Инспектору не оставалось ничего, кроме как поддаться и выполнить свое предназначение.
Ручка повернулась легко, будто давно уже ждала, чтобы ее повернули. В замке радостно лязгнула защелка. Дверь поддалась и разрезала мысли инспектора громким, протяжным скрипом.
И этим же скрипом стерла стук.
Тишина. Только фонящий за спиной бубнеж.
Инспектору стало легче. Стука больше не слышно. Конечно, он не пропал, он просто ускользнул, но, по крайней мере, инспектору теперь не придется с ним встречаться. Все вопросы так и останутся абстрактной философией, досужими размышлениями.
Желтизна вползла в открытую дверь и очертила за ней горячечный полукруг света. По нему были раскиданы длинные тени. Тени отбрасывали статуэтки. Инспектор вздрогнул. У него появилось странное ощущение, будто бы он внезапно, сам того не желая, стал центром внимания, будто бы все люди в большом зале обернулись, услышав его неудачную реплику, и теперь с укором смотрят на него. На инспектора давили десятки взглядов. Десятки маленьких человечков в разных позах, за разными занятиями, все они пристально следили за ним. Их присутствие чувствовалось и в глубинной темноте гаража - почти осязаемая угроза в плотной и тугой тени.
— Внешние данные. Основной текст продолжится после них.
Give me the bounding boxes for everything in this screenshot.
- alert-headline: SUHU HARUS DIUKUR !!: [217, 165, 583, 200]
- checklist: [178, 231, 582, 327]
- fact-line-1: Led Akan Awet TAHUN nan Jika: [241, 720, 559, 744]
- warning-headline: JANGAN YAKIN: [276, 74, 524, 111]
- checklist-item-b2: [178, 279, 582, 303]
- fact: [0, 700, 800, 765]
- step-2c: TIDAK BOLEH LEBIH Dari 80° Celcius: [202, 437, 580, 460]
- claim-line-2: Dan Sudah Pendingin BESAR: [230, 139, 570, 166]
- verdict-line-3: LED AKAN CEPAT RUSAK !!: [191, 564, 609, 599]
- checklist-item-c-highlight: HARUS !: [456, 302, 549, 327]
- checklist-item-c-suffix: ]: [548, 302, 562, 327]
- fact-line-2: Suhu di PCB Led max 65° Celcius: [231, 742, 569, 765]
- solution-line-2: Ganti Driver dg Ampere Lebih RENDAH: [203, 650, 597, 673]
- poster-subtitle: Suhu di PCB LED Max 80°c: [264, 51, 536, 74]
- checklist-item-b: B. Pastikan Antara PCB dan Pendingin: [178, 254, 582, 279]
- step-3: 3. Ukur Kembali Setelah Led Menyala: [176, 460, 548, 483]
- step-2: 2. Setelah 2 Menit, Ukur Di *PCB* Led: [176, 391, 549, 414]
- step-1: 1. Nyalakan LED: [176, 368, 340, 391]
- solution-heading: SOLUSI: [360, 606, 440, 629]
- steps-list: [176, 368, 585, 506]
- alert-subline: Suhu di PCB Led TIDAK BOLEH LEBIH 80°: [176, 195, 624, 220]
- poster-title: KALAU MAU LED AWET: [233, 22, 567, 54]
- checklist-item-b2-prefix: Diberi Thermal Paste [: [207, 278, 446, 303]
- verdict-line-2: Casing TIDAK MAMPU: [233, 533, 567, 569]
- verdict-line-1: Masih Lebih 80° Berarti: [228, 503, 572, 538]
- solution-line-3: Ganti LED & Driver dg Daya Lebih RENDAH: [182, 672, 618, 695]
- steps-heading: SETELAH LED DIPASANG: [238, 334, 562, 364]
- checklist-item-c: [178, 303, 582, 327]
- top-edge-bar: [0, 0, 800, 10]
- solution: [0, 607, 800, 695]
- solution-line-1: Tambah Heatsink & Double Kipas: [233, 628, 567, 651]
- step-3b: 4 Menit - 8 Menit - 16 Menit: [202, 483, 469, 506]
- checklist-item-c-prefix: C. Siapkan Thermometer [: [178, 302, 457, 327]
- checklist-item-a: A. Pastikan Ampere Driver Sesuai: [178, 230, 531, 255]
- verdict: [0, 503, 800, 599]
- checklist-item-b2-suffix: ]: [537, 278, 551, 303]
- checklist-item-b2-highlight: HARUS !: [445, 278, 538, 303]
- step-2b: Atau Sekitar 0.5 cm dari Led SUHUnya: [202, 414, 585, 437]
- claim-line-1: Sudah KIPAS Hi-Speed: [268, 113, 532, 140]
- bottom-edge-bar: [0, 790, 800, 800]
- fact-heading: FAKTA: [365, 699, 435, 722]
Инспектор, сконфузившись, замер на пороге. В желтом мерцании их тени дрожали, одушевляя фигурки, создавая иллюзию дыхания. Неосознанно Иконов пытался предугадать, что они будут делать дальше - панически, толкаясь, разбегутся со света, как тараканы, или понесутся на него, цокая по полу глиняными ножками, чтобы в негодовании скрутить наглого Гулливера, вторгшегося в их владения.
Что за глупость!
Инспектор отбросил бредовые фантазии и принялся шарить по стене в поисках выключателя.
Яркий белый свет был в этом доме благословлением. Тон гаражу задавали серые цементные стены, здесь было серо и уныло, но не тошнотворно. Запах цементной пыли - как свежий воздух, после затхлой вони кислого тряпья и гниющих объедков.
В гараже была мастерская. В середине стояли массивный грубо сколоченный стол и потертое кресло, у самых ворот - старомодный гончарный круг с ножным приводом и неаккуратно собранная кирпичная печка, видимо, для обжига, больше напоминающая закопченный мангал. Сбоку от двери, по правое плечо инспектора был такой же добротный шкаф.